Review: Nothing Bad Can Happen


             I was tempted to begin this review with “You probably won’t want to see this movie.”  It’s not that Katrin Gebbe’s German language feature is bad.  It’s fairly well made technically, and has a fine cast, especially adorably lanky lead Julius Feldmeier.  But it contains scenes so harrowing that it’s likely to turn a great many viewers off.  I’m still sorting out my own ambivalence over the film, and I consider myself a hard core horror fan.

            Nothing Bad Can Happen isn’t quite a horror film, though, although it’s being promoted and written about within genre circles.  It initially unfolds at such a slow and deliberate pace that one wonders where the horrific element will come in.  Feldmeier’s Tore is an aimless but sweet soul who belongs to the “Jesus Freaks” and praises the Lord to anyone who’ll listen.  This includes Benno (an all too convincing Sascha Alexander Gersak), a family man with a wife (Annika Kuhl) and two step children, Sanny (Swantje Kohlhof) and Dennis (Til-Niklas Theinert).  When the Freaks’ prayer miraculously gets Benno’s car going, and he and Tore chance to meet again, the older man takes in the homeless youth.  The family adopts him more or less easily, and a sweet attraction develops between Tore and Sanny (likably, realistically portrayed by Kohlhof).

            But then Benno reveals his dark side: he can be cruel and abusive, psychologically and physically, and he’s molesting Sanny right under his wife’s nose.  As Tore turns to his faith for solace, he is made to endure escalating and disturbing abuse, including an unforgettable sequence in which he’s force fed rotten meat.  This last scene was so uncomfortable I actually had to remind myself I was watching actors in a movie to get through it.  (Gebbe does claim she was inspired by a true story she found online, but provides no source or details.)  When Tore is pimped out for money and raped on camera, I really found it gratuitous and unnecessarily mean.  Tore’s belief in Jesus helps him maintain dignity even in the face of such terrors, but audiences will likely grow frustrated as Tore ignores Sanny’s advice to fight back and even returns to the house after being hospitalized for food poisoning.  In the end, not only Benno but Astrid and a seemingly friendly gal pal take the opportunity to assault Tore, leading to a somewhat ambiguous, predictably bleak ending.

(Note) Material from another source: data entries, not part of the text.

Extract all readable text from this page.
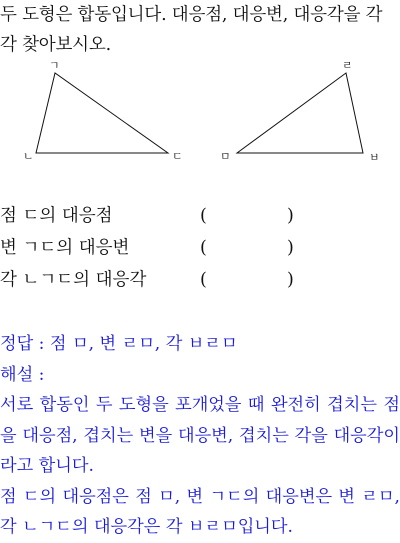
두 도형은 합동입니다. 대응점, 대응변, 대응각을 각
각 찾아보시오.
ㄱ
ㄴ	ㄷ
ㄹ
ㅁ	ㅂ
점 ㄷ의 대응점	(	)
변 ㄱㄷ의 대응변	(	)
각 ㄴㄱㄷ의 대응각	(	)
정답 : 점 ㅁ, 변 ㄹㅁ, 각 ㅂㄹㅁ
해설 :
서로 합동인 두 도형을 포개었을 때 완전히 겹치는 점
을 대응점, 겹치는 변을 대응변, 겹치는 각을 대응각이
라고 합니다.
점 ㄷ의 대응점은 점 ㅁ, 변 ㄱㄷ의 대응변은 변 ㄹㅁ,
각 ㄴㄱㄷ의 대응각은 각 ㅂㄹㅁ입니다.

            Feldmeier’s performance is outstanding, and he and Kohlhof generate endearing chemistry.  Unfortunately, the scenes of abuse and its after effects will be more than the average viewer can stomach; I feel obligated to mention that there’s a scene of animal cruelty that, while more implied than explicit, will offend cat lovers and is made more awful in that Benno uses it to further taunt Tore.  Why are Benno, his wife, and her friend so sadistic?  What is Gebbe trying to say about faith and its attributes or defects?  It’s hard to tell, as we’re given little to go in the way of character motivation for anyone besides Tore.  The movie is not without merit, but I discerned little to justify sitting through all of its blunt savagery.

Nothing Bad Can Happen opens in New York on Thursday, July 3.